Herzog Albrecht von Wallenstein
Albrecht von Wallenstein, Duke of Mecklenburg 1628–1631

At the end of the agricultural boom the increasingly self-sufficient knightly economies to the east of the Elbe ousted the peasant economies.

The second major territorial partition in 1621 divided the state into Mecklenburg-Schwerin and Mecklenburg-Güstrow. The Thirty Years‘ War (1618-1648) desolated the country. The siege of small towns and billeting of soldiers lead to the ruin of small tradesmen and merchants. The rural population regularly became victims of marauding soldiers and groups.

The state was conquered by the imperial general Albrecht von Wallenstein in 1628. He was elevated by the Emperor to Duke of Mecklenburg who reported directly to the Emperor. Yet after his murder his approaches to reform were withdrawn. In 1648 Wismar with the island of Poel and the administrative town of Neukloster fell to Sweden.

The war stunted progress in arts and sciences. It led to a brutalisation of conventions. There was an increase in superstition and denunciations due to witchcraft and wizardry.

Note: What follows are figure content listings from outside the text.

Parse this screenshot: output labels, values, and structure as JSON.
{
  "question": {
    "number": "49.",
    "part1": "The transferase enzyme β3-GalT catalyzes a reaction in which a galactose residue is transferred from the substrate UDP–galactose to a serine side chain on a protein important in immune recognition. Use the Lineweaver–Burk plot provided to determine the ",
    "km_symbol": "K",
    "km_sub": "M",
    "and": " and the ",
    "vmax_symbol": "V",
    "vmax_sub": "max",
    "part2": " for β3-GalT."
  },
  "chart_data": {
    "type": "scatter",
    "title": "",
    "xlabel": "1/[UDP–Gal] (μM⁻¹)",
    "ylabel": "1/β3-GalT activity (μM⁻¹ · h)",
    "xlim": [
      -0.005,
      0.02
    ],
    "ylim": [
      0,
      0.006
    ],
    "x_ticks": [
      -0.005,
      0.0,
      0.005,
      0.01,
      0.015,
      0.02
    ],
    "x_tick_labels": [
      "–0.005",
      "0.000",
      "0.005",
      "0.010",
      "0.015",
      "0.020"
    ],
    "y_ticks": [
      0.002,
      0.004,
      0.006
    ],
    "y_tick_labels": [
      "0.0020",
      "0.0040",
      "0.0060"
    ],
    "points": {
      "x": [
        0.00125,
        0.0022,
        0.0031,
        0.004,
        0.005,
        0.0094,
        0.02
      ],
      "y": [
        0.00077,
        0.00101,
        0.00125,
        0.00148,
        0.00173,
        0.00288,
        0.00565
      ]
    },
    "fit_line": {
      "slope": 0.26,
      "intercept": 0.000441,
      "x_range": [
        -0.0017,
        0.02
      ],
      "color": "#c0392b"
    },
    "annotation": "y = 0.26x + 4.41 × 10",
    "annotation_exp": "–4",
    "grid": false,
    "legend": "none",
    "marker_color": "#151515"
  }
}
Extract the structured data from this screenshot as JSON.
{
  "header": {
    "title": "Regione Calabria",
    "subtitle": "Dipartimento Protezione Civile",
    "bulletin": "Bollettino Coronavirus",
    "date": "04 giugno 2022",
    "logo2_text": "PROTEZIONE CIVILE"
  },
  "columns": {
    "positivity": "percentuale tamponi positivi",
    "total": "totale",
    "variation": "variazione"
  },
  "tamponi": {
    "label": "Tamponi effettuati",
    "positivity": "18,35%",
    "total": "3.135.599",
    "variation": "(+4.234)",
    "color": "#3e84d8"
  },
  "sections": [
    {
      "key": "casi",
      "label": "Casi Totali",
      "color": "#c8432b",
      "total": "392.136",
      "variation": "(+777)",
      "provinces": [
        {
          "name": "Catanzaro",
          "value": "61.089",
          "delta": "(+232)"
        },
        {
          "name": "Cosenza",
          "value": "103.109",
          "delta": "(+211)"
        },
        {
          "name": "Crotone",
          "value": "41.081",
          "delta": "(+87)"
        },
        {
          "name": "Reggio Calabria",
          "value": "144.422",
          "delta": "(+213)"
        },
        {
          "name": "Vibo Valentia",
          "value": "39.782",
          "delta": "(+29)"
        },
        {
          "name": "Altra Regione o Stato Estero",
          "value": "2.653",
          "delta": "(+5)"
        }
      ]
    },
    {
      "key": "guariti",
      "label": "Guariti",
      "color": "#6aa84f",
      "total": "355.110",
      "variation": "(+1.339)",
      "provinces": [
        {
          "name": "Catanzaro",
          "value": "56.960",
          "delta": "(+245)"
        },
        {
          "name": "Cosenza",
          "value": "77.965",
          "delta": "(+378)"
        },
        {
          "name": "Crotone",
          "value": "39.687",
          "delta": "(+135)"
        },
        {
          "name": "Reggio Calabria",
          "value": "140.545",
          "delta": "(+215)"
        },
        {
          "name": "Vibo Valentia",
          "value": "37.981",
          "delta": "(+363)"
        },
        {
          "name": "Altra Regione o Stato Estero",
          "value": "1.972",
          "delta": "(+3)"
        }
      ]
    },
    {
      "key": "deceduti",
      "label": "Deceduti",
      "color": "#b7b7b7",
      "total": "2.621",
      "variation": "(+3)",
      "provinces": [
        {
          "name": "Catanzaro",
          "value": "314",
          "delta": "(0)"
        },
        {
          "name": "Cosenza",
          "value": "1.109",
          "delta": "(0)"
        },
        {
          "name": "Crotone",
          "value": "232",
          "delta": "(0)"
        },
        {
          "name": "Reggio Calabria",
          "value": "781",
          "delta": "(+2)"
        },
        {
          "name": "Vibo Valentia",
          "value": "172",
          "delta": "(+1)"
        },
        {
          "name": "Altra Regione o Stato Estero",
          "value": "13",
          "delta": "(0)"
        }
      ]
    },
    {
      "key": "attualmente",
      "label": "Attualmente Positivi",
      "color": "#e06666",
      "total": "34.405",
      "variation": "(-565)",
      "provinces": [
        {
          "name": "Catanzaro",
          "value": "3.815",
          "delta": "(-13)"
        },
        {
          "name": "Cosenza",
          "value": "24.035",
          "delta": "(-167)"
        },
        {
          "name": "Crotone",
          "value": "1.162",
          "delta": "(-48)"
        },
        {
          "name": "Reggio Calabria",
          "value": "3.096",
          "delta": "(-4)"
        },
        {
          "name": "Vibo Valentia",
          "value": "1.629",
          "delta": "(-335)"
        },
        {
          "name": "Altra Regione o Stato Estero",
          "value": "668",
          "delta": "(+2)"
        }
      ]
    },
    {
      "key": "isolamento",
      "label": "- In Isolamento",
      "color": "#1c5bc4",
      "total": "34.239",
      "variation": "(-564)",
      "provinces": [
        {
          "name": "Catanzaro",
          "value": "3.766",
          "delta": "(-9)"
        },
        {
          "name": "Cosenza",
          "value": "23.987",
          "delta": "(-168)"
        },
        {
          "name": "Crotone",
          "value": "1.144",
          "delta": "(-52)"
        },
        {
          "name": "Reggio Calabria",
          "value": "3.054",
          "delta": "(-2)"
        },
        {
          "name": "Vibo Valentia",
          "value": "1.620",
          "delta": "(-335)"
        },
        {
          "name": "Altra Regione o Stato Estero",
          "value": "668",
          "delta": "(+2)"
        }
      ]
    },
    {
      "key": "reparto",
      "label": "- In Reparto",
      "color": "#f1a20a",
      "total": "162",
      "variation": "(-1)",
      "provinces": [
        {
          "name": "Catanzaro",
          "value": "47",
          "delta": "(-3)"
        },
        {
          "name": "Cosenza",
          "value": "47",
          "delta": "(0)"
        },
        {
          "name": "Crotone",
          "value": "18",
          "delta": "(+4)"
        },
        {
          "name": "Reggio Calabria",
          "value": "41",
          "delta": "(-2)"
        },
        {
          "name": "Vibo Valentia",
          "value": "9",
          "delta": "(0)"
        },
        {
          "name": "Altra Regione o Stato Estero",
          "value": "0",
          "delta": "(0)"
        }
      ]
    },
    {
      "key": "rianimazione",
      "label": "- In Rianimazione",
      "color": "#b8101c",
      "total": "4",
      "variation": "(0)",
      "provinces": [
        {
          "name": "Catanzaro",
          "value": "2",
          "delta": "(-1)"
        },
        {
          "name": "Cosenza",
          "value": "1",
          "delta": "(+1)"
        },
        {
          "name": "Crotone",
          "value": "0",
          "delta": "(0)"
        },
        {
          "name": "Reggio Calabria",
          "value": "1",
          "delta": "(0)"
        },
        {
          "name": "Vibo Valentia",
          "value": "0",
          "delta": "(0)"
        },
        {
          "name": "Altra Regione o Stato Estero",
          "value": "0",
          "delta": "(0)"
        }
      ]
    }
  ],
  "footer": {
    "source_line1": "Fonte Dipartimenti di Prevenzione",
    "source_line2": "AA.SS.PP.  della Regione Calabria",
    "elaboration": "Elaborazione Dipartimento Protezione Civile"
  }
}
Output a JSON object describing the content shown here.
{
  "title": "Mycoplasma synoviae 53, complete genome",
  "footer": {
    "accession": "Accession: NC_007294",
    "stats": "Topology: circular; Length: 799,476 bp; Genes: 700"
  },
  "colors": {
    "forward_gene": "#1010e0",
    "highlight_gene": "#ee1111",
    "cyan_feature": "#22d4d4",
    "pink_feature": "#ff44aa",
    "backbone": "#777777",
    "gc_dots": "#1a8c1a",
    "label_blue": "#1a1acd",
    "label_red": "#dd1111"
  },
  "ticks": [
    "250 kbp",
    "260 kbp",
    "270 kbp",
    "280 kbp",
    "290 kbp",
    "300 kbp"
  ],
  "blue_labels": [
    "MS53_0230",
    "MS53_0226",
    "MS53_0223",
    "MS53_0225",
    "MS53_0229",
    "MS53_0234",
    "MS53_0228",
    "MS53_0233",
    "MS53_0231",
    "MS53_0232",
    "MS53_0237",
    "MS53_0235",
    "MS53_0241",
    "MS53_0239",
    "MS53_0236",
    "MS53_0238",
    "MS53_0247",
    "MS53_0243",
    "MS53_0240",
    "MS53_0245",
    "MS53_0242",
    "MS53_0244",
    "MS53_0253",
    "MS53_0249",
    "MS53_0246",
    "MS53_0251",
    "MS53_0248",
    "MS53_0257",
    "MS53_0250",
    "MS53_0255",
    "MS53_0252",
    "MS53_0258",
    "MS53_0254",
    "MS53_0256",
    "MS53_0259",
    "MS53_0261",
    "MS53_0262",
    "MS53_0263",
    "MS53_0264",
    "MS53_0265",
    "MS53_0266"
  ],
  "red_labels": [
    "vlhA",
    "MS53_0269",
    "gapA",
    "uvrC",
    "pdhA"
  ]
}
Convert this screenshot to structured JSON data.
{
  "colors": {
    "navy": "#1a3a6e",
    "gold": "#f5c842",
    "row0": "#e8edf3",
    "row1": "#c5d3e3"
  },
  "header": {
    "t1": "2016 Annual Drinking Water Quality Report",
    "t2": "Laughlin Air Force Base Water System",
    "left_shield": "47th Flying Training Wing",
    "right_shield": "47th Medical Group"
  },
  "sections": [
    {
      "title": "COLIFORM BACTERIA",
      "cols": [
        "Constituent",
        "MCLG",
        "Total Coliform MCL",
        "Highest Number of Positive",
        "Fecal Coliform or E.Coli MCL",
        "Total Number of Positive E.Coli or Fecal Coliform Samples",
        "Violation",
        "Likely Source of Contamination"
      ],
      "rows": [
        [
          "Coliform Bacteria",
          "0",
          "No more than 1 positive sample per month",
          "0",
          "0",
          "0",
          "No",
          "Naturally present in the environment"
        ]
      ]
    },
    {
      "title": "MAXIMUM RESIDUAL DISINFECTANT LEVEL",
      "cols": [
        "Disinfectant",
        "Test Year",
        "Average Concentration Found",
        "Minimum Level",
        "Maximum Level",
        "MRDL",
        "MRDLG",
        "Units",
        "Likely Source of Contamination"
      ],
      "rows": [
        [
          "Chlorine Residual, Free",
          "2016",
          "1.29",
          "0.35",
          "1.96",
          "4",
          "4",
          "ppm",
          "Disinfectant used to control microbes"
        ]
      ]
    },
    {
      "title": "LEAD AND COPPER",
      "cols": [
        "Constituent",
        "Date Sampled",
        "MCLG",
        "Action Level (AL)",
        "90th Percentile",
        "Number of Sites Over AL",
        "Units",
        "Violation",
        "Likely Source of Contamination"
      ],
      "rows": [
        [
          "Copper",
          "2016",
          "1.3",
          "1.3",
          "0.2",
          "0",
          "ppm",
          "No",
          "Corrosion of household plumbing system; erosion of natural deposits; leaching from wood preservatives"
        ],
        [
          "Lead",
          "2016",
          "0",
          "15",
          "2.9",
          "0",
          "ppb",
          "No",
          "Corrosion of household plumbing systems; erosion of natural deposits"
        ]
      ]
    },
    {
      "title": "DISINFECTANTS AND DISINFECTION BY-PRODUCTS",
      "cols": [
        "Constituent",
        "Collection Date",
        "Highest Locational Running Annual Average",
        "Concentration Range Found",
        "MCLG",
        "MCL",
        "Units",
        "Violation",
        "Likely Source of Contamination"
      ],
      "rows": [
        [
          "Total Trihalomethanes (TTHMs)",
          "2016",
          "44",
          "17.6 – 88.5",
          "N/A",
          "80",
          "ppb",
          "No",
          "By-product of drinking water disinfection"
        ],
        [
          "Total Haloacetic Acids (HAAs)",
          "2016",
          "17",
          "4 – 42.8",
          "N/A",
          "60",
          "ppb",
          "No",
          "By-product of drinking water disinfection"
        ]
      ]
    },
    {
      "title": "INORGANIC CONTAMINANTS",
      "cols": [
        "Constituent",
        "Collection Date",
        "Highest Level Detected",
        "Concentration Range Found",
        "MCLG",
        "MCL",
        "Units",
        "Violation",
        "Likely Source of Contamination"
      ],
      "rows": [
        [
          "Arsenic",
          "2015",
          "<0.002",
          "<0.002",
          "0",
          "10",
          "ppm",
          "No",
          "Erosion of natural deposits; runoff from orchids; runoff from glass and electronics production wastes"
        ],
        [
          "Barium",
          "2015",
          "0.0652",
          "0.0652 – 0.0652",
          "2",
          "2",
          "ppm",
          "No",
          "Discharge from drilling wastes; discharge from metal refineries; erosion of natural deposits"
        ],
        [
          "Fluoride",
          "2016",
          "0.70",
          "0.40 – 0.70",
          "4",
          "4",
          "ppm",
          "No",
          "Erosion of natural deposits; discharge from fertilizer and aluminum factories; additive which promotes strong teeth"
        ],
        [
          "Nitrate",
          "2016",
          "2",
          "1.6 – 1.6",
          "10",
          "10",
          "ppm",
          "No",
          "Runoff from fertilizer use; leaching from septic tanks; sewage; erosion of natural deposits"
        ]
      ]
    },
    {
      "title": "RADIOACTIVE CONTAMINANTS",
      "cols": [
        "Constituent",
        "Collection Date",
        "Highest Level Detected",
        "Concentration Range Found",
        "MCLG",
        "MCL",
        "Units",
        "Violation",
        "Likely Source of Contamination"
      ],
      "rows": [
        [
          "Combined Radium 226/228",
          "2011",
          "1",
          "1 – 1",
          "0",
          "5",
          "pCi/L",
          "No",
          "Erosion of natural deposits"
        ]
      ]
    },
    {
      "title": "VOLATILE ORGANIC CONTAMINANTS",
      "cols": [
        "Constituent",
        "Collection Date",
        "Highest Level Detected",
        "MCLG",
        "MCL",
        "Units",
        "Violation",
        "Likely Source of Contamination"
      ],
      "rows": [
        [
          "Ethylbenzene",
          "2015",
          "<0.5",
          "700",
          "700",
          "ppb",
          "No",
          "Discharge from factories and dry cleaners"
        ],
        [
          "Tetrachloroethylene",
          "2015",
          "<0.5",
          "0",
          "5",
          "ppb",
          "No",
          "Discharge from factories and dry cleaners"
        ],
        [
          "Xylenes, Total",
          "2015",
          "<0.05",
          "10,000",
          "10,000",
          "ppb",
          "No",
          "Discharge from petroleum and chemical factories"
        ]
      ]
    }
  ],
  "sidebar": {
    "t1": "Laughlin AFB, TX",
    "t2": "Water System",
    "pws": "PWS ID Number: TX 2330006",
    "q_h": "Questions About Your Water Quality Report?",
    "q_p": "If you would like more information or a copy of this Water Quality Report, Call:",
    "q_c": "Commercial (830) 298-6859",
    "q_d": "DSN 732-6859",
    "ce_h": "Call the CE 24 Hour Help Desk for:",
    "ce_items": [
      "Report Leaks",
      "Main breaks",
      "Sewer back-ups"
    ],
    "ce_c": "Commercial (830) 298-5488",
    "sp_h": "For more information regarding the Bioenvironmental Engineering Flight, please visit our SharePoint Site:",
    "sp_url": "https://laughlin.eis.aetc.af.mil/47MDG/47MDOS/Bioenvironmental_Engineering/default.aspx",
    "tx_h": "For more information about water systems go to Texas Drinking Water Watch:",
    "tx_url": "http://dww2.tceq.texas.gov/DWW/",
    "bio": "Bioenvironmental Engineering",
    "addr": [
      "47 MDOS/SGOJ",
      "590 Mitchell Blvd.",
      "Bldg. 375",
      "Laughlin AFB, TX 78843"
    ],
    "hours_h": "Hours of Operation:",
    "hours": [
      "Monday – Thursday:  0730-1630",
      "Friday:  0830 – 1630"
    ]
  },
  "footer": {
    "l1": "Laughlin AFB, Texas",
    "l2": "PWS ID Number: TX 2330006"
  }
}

Pomeraniae Ducatus Tabula 1635
Map of Pomerania, 1635

A period of development in the agrarian economy culminates in a dichotomy between the farming situation to the east and the west of the river Elbe. The gentry largely produces to satisfy its own needs, displacing the local farming community. Farmers experience a sharp decline in their status, until they are finally coerced into serfdom. The 'Farmers and Shepherds Ordinance' of 1616 in Pomerania-Wolgast brings this process to its natural conclusion. Pomerania-Stettin follows suit.

Bogislaw XIV (1580–1637) reunites the duchy with Pomerania-Wolgast in 1625.

The Thirty Years' War (1618–1648) ravages the country. Plague decimates the population in 1624, especially in Pomerania-Stettin. Morals collapse as the war rages. There is an increase in superstition and denunciations for witchcraft and sorcery. The rural population in particular became victims of marauding soldiers and groups.

Albrecht von Wallenstein fails in his first attempt to take Stralsund in 1628. King Gustav II Adolf of Sweden lands on Usedom in 1630 and occupies Stettin, where he forges an alliance with Duke Bogislaw XIV, Prince of Pomerania. Gustav II Adolf had entire forests cleared for building palisades and fire purposes for his troops' camps. Landscapes are flattened to clear the line of fire.

The age of the Pomeranian dukes comes to an end in 1637. This leads to rivalry between Sweden and Brandenburg that remains unresolved until the Peace of Westphalia in 1648.

Brandenburg and Sweden divide the country in 1648.